2.) You could have posted the item for sale instead of constantly selling to the buy order. If they place buy orders for 100m isk, you could simply put up a sell order for 50m isk. They then have to buy up your item to continue performing the scam, or they need to place a "minimum quantity" on their order (which will probably result in some other player buying your item to sell to that order).



Reilly Duvolle
Hydra Squadron
#298 - 2013-11-26 00:54:13 UTC
Delete the margin trading skill. Problem solved.
Alvatore DiMarco
Capricious Endeavours Ltd
#299 - 2013-11-26 01:21:05 UTC
Reilly Duvolle wrote:
Delete the margin trading skill. Problem solved.


Ban players who are incapable of or unwilling to exercise a little due diligence when attempting to use the market.
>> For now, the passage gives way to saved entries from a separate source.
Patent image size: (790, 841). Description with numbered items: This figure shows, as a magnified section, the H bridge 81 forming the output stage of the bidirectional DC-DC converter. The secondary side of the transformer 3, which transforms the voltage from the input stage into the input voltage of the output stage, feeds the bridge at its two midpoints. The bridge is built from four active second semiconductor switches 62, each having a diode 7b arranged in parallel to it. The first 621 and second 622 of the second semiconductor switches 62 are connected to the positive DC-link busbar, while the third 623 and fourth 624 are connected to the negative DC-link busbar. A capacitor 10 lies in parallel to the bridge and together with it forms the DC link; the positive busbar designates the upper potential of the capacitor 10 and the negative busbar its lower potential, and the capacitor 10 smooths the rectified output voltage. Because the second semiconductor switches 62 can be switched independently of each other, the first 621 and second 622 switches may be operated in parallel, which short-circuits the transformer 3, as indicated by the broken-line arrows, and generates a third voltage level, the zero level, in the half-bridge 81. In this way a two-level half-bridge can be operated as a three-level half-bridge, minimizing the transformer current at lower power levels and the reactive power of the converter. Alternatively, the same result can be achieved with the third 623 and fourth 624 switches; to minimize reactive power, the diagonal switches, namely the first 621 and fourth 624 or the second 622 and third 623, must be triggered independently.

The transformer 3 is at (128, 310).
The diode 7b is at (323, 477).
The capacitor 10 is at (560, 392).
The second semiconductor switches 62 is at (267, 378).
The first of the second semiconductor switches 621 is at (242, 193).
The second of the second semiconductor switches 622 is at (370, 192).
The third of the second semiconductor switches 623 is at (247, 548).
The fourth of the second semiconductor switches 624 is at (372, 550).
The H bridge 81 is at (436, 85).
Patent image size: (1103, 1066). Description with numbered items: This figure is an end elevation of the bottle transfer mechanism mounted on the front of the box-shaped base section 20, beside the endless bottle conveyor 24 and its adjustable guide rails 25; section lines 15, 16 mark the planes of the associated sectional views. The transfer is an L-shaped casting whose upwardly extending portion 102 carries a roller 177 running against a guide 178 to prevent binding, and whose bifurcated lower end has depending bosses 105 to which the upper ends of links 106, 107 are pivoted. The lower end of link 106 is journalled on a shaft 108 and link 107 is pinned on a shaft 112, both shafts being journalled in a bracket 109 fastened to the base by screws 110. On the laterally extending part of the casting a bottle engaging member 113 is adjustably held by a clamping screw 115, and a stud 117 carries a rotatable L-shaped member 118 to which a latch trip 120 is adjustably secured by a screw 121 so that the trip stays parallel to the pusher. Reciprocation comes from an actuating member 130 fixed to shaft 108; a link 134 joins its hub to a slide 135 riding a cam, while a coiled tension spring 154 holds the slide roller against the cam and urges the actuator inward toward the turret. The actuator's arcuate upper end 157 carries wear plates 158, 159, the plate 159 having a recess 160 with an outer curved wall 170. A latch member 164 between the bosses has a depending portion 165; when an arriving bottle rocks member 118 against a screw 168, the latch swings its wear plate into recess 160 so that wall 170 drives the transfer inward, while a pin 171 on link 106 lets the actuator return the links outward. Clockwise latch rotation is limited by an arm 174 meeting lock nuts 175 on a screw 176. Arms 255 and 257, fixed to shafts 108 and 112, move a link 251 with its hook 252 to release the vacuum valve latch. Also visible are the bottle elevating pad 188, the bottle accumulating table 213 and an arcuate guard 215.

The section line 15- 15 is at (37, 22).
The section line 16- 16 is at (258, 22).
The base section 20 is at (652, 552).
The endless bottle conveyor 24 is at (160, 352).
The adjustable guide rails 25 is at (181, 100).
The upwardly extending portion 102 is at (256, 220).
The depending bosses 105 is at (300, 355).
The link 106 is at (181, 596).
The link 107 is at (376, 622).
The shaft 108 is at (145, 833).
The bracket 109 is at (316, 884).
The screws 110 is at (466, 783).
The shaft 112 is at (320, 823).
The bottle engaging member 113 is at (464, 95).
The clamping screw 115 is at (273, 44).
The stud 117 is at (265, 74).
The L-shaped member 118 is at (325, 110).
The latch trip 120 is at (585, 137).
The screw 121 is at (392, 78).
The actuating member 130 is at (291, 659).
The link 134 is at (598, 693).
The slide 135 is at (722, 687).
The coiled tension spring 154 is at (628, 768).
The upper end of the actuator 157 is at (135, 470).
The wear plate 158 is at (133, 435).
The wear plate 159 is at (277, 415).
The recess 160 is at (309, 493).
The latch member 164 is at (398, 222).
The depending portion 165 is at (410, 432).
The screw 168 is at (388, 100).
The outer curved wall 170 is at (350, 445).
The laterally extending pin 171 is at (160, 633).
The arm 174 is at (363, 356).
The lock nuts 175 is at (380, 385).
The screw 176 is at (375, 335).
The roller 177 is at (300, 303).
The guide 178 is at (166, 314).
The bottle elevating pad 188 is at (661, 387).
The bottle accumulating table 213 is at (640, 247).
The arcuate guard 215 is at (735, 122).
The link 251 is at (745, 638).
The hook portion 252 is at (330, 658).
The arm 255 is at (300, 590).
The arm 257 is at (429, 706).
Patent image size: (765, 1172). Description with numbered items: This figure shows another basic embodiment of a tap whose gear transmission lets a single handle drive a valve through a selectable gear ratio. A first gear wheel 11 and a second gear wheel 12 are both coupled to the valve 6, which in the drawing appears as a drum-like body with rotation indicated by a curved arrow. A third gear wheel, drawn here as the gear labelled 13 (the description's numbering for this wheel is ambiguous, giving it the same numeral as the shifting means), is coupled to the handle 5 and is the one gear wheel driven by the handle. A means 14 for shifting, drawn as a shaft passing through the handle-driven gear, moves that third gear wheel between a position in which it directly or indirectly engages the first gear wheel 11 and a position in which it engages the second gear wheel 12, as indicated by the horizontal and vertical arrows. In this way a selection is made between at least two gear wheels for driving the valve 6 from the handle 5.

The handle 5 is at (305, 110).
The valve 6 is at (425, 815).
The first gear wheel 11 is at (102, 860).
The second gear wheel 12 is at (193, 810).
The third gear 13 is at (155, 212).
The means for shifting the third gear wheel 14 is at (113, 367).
Problem solved.
Nimrodion
Xanthium Prime
#300 - 2013-11-26 05:58:25 UTC
In my opinion, the best way to deal with this issue is to simply hide the buy orders that can't be fulfilled with the current amount of ISK the buyer has in their wallet. The legitimate users of the Margin Trading technique would benefit from this change as they wouldn't have to re-post buy orders that have failed due to temporary lack of funds in their wallet, and would be able to resume their orders as soon as they get the necessary funds.

However, this change would render all margin trading scams impossible, as fail-able buy orders would no longer be visible on the market. As I believe EVE should remain a cold and dark place, an additional mechanic should be implemented to give scammers a way to continue practicing their craft, while also keeping the benefits for the legitimate traders.

When placing a buy order, buyers should have an option to choose what happens to their to their buy order once their wallet drops bellow what is needed to complete the order. One would be to hide the order while the wallet remains bellow the funds needed, while preserving the order expiry timer, and is something legitimate traders would use. The other option would be to keep the order visible even after the wallet balance drops, but incur some sort of penalty if someone tries to fulfill the order and fails. This penalty could be forfeiture of escrow, an escalating cost of escrow for all future buy orders which would escalate with every failed buy order, higher broker fees or something similar. The important thing is that on the surface, in the eyes of the seller, all the buy orders would look the same.

One thing that could be shown to sellers who have triggered a failed buy order is the name of the character that has set it up, as well as giving players an option to set "Ignore Market Orders" on whoever they want.